Sekizinci kez çaldığında, pes edip telefonu kapattım.

Wakana, üniversiteden bir sınıf altımdaki bir kızdı. Ona yemeğe çıkmayı teklif edecektim. Ve eğer bir şekilde iyi giderse, kısaltılmış hayatım sona erene kadar benimle vakit geçirmesini isteyecektim.

İçimde bir yalnızlık aniden kabardı. Hayatımın sonunun bu kadar net ve yakın olmasıyla bende fark ettiğim ilk değişim, insanlarla birlikte olmaya dair yeni ve yabancı bir arzuydu. Sadece biriyle konuşmak istiyordum, çok kötü bir şekilde.

Wakana, üniversitede bana ilgi gösteren tek kişiydi. Bu bahar, okula yeni başladığı sırada o ikinci el kitapçıda tanışmıştık.
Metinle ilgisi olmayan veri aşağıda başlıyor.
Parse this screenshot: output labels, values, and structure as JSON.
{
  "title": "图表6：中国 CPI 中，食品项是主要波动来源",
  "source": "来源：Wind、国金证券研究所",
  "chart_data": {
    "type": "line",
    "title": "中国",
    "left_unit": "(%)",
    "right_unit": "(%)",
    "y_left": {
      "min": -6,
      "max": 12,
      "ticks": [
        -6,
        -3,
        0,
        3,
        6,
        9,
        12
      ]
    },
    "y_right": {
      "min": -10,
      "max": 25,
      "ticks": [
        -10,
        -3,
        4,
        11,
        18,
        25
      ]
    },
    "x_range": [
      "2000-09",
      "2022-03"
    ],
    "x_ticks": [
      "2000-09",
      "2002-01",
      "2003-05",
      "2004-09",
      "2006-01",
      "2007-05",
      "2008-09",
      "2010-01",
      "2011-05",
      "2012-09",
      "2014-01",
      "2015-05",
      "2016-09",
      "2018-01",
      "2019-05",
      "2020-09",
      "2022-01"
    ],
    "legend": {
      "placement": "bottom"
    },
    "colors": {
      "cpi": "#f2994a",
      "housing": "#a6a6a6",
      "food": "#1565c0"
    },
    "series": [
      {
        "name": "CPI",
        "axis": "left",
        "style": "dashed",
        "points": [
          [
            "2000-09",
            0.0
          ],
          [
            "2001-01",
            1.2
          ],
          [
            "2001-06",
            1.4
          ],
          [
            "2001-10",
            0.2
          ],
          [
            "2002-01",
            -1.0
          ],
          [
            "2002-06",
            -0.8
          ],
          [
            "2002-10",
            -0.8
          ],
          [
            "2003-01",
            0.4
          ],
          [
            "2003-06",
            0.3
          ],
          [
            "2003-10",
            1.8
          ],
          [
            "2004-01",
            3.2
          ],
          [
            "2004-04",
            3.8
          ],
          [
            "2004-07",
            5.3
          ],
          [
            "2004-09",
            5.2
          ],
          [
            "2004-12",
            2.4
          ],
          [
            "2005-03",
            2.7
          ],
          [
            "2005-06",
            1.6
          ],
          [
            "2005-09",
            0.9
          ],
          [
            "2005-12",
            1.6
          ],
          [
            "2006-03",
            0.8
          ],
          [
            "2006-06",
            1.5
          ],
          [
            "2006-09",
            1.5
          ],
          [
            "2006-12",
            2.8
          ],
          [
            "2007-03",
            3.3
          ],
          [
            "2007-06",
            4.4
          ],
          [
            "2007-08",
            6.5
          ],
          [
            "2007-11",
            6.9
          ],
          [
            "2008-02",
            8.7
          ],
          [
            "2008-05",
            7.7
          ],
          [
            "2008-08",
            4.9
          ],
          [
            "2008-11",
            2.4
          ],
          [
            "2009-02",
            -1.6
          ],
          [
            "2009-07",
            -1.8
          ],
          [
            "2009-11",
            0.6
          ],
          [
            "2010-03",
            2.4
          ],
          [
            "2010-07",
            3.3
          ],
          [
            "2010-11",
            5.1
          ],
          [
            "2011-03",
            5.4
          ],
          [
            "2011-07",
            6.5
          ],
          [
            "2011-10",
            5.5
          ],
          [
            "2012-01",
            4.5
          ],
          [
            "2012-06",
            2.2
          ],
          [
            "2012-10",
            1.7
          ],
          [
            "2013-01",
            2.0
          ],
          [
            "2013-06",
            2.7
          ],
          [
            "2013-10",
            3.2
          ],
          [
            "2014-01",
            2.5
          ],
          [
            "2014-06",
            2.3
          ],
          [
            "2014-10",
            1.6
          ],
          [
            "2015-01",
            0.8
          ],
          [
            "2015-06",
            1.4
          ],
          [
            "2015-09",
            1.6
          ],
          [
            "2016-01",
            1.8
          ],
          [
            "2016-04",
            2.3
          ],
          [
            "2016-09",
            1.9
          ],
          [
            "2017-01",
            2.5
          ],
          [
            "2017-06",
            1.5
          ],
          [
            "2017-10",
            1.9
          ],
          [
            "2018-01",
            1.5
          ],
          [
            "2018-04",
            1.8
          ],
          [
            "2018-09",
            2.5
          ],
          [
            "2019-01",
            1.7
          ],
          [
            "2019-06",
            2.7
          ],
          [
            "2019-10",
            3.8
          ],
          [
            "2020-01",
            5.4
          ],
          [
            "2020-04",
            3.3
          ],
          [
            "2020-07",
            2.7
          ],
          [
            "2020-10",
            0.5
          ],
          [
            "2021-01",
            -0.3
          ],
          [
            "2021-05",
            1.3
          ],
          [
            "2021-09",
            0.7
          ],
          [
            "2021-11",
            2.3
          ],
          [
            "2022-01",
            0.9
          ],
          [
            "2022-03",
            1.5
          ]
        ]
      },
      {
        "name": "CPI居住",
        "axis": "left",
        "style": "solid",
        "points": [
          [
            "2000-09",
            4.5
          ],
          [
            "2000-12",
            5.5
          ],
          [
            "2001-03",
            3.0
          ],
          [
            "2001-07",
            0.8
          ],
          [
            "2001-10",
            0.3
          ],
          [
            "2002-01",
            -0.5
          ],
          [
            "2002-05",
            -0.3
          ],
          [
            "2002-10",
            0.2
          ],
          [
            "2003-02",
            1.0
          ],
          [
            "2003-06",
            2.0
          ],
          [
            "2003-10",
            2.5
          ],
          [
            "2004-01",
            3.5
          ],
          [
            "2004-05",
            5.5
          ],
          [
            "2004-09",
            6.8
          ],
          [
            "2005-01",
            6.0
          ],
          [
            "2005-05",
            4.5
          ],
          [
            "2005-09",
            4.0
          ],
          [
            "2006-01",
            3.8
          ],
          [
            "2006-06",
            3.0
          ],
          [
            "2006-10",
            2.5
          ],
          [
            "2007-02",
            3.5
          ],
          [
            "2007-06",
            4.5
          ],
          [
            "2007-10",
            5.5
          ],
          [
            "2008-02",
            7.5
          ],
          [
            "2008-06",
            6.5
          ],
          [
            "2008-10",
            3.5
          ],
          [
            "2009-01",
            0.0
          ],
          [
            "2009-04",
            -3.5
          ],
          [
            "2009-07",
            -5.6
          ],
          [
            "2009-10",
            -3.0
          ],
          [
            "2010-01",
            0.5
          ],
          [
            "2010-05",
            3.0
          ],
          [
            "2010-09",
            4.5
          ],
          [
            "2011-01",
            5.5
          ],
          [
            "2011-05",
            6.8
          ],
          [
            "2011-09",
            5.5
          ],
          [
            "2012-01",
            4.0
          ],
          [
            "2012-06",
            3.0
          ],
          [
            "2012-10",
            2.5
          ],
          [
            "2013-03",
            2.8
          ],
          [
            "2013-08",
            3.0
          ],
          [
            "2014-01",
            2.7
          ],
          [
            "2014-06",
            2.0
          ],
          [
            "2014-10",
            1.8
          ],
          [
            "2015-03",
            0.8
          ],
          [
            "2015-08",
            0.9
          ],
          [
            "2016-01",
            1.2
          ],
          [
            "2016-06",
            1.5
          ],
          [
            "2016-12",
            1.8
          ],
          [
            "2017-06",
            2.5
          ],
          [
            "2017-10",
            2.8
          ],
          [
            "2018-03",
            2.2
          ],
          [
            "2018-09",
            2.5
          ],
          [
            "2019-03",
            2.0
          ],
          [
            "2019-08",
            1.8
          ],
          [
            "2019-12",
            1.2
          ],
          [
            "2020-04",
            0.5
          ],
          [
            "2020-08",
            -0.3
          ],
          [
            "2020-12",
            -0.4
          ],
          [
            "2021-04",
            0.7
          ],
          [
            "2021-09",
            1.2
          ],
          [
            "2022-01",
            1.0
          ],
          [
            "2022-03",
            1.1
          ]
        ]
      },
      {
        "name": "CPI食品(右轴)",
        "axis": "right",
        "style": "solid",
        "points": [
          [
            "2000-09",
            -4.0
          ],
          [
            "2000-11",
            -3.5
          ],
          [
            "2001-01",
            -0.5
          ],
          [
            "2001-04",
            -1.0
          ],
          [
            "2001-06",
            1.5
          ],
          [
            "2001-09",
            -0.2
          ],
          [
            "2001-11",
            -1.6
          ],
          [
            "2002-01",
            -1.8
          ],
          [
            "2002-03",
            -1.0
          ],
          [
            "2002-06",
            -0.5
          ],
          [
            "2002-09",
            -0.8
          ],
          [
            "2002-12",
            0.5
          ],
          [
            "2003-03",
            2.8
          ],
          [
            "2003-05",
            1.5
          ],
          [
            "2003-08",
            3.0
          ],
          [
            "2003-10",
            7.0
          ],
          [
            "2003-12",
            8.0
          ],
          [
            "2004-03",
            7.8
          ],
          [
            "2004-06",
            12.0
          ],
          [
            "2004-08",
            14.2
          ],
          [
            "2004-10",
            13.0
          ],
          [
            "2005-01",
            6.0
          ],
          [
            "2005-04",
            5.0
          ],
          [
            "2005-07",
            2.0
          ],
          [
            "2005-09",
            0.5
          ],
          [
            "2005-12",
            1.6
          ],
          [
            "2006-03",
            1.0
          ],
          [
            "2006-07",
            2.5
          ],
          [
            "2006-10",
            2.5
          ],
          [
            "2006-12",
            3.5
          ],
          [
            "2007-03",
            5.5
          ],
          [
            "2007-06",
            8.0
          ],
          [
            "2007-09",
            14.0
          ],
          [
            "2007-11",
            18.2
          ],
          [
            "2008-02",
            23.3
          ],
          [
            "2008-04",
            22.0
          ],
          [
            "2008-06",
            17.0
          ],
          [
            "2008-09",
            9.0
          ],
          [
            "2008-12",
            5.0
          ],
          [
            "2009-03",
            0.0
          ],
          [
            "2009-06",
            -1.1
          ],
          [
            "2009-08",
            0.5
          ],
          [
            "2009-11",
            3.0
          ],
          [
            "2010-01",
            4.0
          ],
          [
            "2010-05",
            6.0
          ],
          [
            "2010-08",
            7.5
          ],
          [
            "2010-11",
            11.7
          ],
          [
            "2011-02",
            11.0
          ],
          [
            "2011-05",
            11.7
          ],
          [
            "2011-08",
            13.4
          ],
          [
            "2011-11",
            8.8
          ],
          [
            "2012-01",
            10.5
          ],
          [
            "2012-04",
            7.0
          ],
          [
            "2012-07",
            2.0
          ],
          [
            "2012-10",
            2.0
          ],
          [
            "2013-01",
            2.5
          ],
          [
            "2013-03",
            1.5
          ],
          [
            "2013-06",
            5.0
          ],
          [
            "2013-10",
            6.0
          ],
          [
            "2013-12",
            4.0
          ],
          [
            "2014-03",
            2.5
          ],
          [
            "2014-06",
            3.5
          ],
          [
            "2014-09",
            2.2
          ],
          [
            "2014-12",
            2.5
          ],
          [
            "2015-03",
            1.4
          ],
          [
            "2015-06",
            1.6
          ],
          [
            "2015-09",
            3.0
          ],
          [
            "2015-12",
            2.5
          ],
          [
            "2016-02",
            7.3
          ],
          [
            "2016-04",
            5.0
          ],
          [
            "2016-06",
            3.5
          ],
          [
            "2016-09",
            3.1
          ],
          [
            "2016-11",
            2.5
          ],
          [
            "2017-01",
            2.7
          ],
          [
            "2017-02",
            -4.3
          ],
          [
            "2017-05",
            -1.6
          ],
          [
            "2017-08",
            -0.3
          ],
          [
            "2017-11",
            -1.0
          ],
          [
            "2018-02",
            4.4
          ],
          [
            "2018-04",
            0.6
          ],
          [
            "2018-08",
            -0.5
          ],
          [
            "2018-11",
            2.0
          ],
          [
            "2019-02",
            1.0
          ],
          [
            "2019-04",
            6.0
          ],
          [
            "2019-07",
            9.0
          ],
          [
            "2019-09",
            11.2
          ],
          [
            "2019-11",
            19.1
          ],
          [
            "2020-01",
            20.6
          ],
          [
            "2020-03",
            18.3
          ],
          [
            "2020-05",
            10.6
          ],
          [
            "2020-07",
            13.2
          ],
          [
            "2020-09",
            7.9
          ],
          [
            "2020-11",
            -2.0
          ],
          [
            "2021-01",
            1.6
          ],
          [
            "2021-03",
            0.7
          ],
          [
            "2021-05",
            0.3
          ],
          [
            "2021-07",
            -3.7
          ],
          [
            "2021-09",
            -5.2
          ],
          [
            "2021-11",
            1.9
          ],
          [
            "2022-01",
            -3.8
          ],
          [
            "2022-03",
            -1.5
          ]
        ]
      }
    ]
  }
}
Tozlu, yıpranmış eski bir kitaba tamamen dalmıştı ve ben ona “Çekil, yolumu kapatıyorsun“ dercesine bir bakış attım. Bir şekilde bunu “Bu adam bana bakıyor - onu tanımıyorum ama bir yerden mi tanıyorum?“ şeklinde yorumlamıştı. Yeni öğrencilerin yapabileceği türden bir hataydı.

“Şey, daha önce tanıştık mı?“ diye çekingen bir şekilde sordu.
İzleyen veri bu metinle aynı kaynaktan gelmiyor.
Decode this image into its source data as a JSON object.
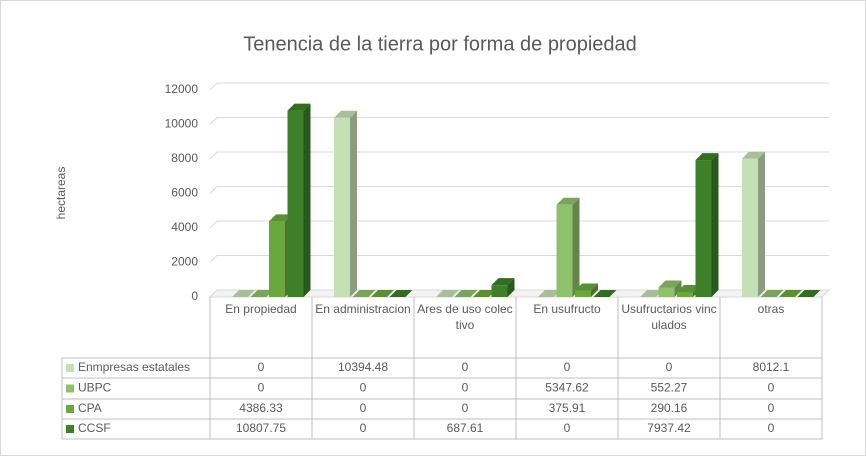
{
  "chart_data": {
    "type": "bar3d",
    "title": "Tenencia de la tierra por forma de propiedad",
    "y_label": "hectareas",
    "categories": [
      "En propiedad",
      "En administracion",
      "Ares de uso colectivo",
      "En usufructo",
      "Usufructarios vinculados",
      "otras"
    ],
    "series": [
      {
        "name": "Enmpresas estatales",
        "color": "#c5e0b4",
        "values": [
          0,
          10394.48,
          0,
          0,
          0,
          8012.1
        ]
      },
      {
        "name": "UBPC",
        "color": "#8fc06b",
        "values": [
          0,
          0,
          0,
          5347.62,
          552.27,
          0
        ]
      },
      {
        "name": "CPA",
        "color": "#6aa83e",
        "values": [
          4386.33,
          0,
          0,
          375.91,
          290.16,
          0
        ]
      },
      {
        "name": "CCSF",
        "color": "#3e7f2a",
        "values": [
          10807.75,
          0,
          687.61,
          0,
          7937.42,
          0
        ]
      }
    ],
    "ylim": [
      0,
      12000
    ],
    "yticks": [
      0,
      2000,
      4000,
      6000,
      8000,
      10000,
      12000
    ],
    "grid": true,
    "data_table": true
  }
}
“Hayır,“ dedim. “Tanışmadık.“

“Ah. Özür dilerim,“ dedi Wakana, hatasını fark ederek. Beceriksizce başka yöne baktı. Ama hemen toparlandı ve gülümsedi. “O zaman sanırım bu ikinci el kitapçı tanıştığımız yer oldu?“

Şaşırmak sıra bana gelmişti. “Sanırım öyle.“

“Evet. Harika,“ dedi ve kitabı rafa geri koydu.

Birkaç gün sonra, okul kampüsünde tekrar karşılaştık. O günden beri birkaç kez öğle yemeği yedik ve uzun uzun kitaplar ve müzik hakkında konuştuk - hatta dersleri asarak bile.

“Benden daha çok kitap okuyan benim yaşımda ilk kişisin,“ dedi Wakana, gözleri parlayarak.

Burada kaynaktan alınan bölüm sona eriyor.